From "How does partitioning work":
In brief, here's how partitioning works in Azure Cosmos DB:
You provision a set of Azure Cosmos DB containers with T RU/s
(requests per second) throughput.
Behind the scenes, Azure Cosmos DB
provisions physical partitions needed to serve T requests per second.
If T is higher than the maximum throughput per physical partition t,
then Azure Cosmos DB provisions N = T/t physical partitions. The value
of maximum throughput per partition(t) is configured by Azure Cosmos
DB, this value is assigned based on total provisioned throughput and
the hardware configuration used.
.. and more importantly:
When you provision throughput higher than t*N, Azure Cosmos DB splits one or more of your physical partitions to support the higher throughput.

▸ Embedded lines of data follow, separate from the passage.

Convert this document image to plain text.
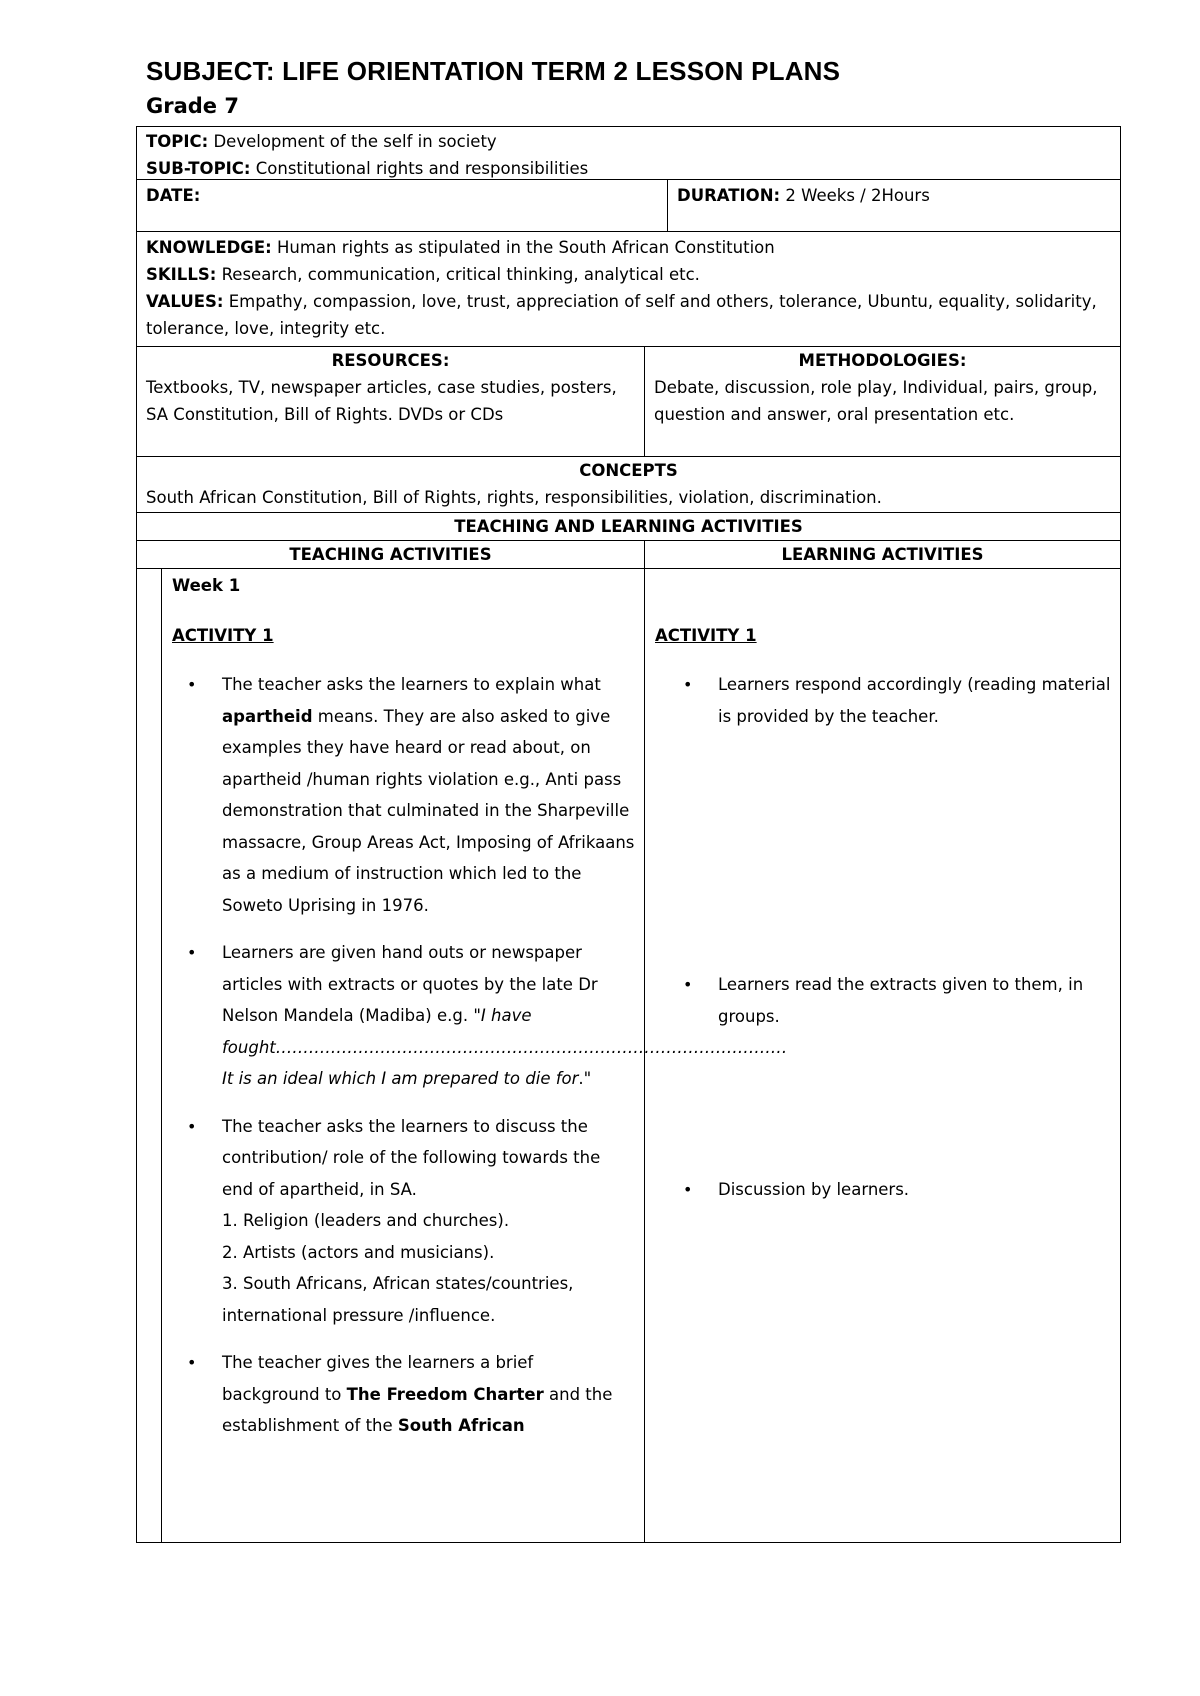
SUBJECT: LIFE ORIENTATION TERM 2 LESSON PLANS
Grade 7
TOPIC: Development of the self in society
SUB-TOPIC: Constitutional rights and responsibilities
DATE:	DURATION: 2 Weeks / 2Hours
KNOWLEDGE: Human rights as stipulated in the South African Constitution
SKILLS: Research, communication, critical thinking, analytical etc.
VALUES: Empathy, compassion, love, trust, appreciation of self and others, tolerance, Ubuntu, equality, solidarity, tolerance, love, integrity etc.
RESOURCES:
Textbooks, TV, newspaper articles, case studies, posters, SA Constitution, Bill of Rights. DVDs or CDs
METHODOLOGIES:
Debate, discussion, role play, Individual, pairs, group, question and answer, oral presentation etc.
CONCEPTS
South African Constitution, Bill of Rights, rights, responsibilities, violation, discrimination.
TEACHING AND LEARNING ACTIVITIES
TEACHING ACTIVITIES	LEARNING ACTIVITIES
Week 1
ACTIVITY 1
• The teacher asks the learners to explain what apartheid means. They are also asked to give examples they have heard or read about, on apartheid /human rights violation e.g., Anti pass demonstration that culminated in the Sharpeville massacre, Group Areas Act, Imposing of Afrikaans as a medium of instruction which led to the Soweto Uprising in 1976.
• Learners are given hand outs or newspaper articles with extracts or quotes by the late Dr Nelson Mandela (Madiba) e.g. "I have fought…………………………………………………………………………………It is an ideal which I am prepared to die for."
• The teacher asks the learners to discuss the contribution/ role of the following towards the end of apartheid, in SA.
1. Religion (leaders and churches).
2. Artists (actors and musicians).
3. South Africans, African states/countries, international pressure /influence.
• The teacher gives the learners a brief background to The Freedom Charter and the establishment of the South African
ACTIVITY 1
• Learners respond accordingly (reading material is provided by the teacher.
• Learners read the extracts given to them, in groups.
• Discussion by learners.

So, it seems your requested RU throughput of 50k is higher than that t mentioned above. Considering the numbers, it seems t is ~10k RU/s.
Regarding the actual value of t, CosmosDB team member Aravind Krishna R. has said in another SO post:
[---] the reason this value is not explicitly mentioned is because it will be changed (increased) as the Azure Cosmos DB team changes hardware, or rolls out hardware upgrades. The intent is to show that there is always a limit per partition (machine), and that partition keys will be distributed across these partitions.
You can discover the current value by saturating the writes for a single partition key at maximum throughput.